Les enseignants sont mobilisés en nombre. Crédits : Alice Bouviala
Yohann, 30 ans, professeur d’économie dans un lycée d’Argenteuil en est satisfait. « Cela fait longtemps qu’on attendait une convergence comme celle-là, il y a une accumulation de la colère et il fallait que ça éclate. Toucher aux retraites c’est la goutte de trop. » Le spectre du mouvement de 1995 inspire le jeune enseignant. « En 95 on a paralysé le pays pendant 3 semaines, cette fois-ci on doit faire mieux ». Défi lancé.
14 heures. La manifestation s’élance et… s’immobilise rapidement. Les cortèges se densifient mais peinent à avancer. À peine 50 mètres en 1h30. Plus loin, la tête de la manifestation est bloquée. Elle atteint la place de la République à 15 heures. Un « bloc » s’y forme et les affrontements avec la police commencent. Pendant une heure, les « éléments radicaux » lancent des projectiles sur les forces de l’ordre qui répondent à coups de lacrymogènes.
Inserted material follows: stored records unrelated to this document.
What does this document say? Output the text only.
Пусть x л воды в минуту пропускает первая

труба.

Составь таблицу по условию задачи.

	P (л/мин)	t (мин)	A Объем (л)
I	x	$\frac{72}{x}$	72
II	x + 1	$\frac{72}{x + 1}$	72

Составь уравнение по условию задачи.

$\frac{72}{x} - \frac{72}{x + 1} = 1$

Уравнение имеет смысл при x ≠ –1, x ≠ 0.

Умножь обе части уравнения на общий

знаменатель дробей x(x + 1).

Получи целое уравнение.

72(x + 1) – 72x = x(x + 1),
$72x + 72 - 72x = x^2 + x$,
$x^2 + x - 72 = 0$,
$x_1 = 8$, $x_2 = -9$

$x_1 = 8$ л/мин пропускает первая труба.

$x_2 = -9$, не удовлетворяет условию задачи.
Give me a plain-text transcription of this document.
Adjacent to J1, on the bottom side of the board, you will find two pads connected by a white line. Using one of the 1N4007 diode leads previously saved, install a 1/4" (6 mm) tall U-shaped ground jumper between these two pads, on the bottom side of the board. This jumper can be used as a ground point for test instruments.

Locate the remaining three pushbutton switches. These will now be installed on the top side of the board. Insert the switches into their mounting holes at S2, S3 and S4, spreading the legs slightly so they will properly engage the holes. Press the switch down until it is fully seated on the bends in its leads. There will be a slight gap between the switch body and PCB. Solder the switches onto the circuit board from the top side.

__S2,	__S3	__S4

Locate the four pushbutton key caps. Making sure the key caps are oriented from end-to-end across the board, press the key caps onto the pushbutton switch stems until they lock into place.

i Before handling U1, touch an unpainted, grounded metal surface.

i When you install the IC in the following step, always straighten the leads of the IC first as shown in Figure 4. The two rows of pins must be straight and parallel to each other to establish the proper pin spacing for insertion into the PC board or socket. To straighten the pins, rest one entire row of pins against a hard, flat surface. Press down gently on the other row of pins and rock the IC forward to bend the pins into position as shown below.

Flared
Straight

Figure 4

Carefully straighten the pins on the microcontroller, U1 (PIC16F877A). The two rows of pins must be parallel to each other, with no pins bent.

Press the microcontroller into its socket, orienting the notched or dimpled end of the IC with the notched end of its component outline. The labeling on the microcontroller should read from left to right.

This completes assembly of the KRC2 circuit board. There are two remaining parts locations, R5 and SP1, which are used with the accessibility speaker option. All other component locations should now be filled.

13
Un important dispositif policier était déployé tout le long de la manifestation. Crédit : Mathieu BARRERE
Contourner les charges policières
La panique s’empare quelque peu du cortège. Beaucoup de manifestants, lassés de faire du sur place, essayent de rejoindre la place de la République. En vain. Ils se retrouvent au milieu des affrontements et du nuage de lacrymogènes. La foule se disperse dans les rues adjacentes pour essayer de poursuivre la manifestation en évitant les charges de police.

Un groupe de manifestants s’engouffre dans la rue Albert Thomas. Ils se retrouvent cernés, d’un côté par des CRS et de l’autre par la BRAV (Brigade de Répression de l’Action Violente), les nouveaux « voltigeurs ». Impossible de rejoindre « répu », pluie de gaz lacrymogènes, détonations de grenade… Beaucoup font demi-tour, quelque peu agacés. Tout en soulageant ses yeux grâce à du sérum physiologique, Alice, étudiante, s’exclame : « On est où là ? on peut même plus manifester en France. On se fait gazer dès qu’on descend dans la rue. C’est plus possible! »
16 heures. Retour forcé boulevard Magenta, lui aussi recouvert d’un nuage de lacrymogènes. Toutes les parallèles à gauche sont bloquées par les forces de l’ordre. Mouvement de foule. Les manifestants rebroussent chemin vers les cortèges syndicaux. La manifestation n’a pas démarré et le climat se tend progressivement. Certains abandonnent : « je me tire c’est plus possible » lâche un étudiant agacé par la situation.
Les manifestants redoublent d’ingéniosité pour afficher leurs banderoles. Crédit : Mathieu BARRERE
17 heures. Les manifestants atteignent finalement la place de la République, après avoir contourné par le boulevard Saint-Martin. La ferveur du début reprend. Une banderole géante est étendue sur un immeuble. On y lit « les grandes révolutions naissent des petites misères comme les grands fleuves des petits ruisseaux », une référence à Victor Hugo applaudie par la foule.
Rendez-vous mardi
Des colonnes de pompiers grévistes traversent la place, dans une allure triomphante. La foule se réjouit de leur présence et chante « Les pompiers avec nous ! ». La place est quasiment remplie, mais les heurts continuent à la jonction avec le boulevard Magenta. Les forces de l’ordre durcissent leurs méthodes. « Répu » est inondée de gaz. Les « Black bloc » comme les manifestants s’écartent les yeux rougis. Là encore c’est l’incompréhension qui règne. Une mère s’éloigne avec sa fille. « Trop c’est trop. On s’en va. » lâche-t-elle en quittant la manifestation.
Arrivés place de la Nation, les manifestants célèbrent la réussite de la mobilisation. Crédit : Alice Bouviala.
Tandis qu’une partie des cortèges syndicaux stationne encore aux alentours de gare de l’Est, la tête de la manifestation se remet en marche. Ils chantent « Tout le monde déteste la police » ou « Aha! Anti! Anticapitaliste!». D’autres reprennent les chansons emblématiques des « gilets jaunes ». Les premiers manifestants atteignent la place de la Nation aux alentours de 18h30. La fin de la manifestation n’arrivera quant à elle à destination qu’à 20h, là encore sous une pluie de gaz lacrymogènes.
C’est l’heure de ranger les drapeaux et de se disperser. Tous sont satisfaits. Les premier chiffres tombent et confirment les espoirs. « C’est une réussite, un bon début pour mettre la pression au gouvernement. Il faudra faire mieux à la prochaine journée » anticipe déjà un manifestant. Faire mieux. Une nécessité pour les organisations syndicales. À la veille de l’annonce des contours de la réforme par le gouvernement qui se dit « encore ouvert aux négociations avec les syndicats », la capacité de mobiliser plus de monde conditionnera leurs chances de mettre en échec l’exécutif.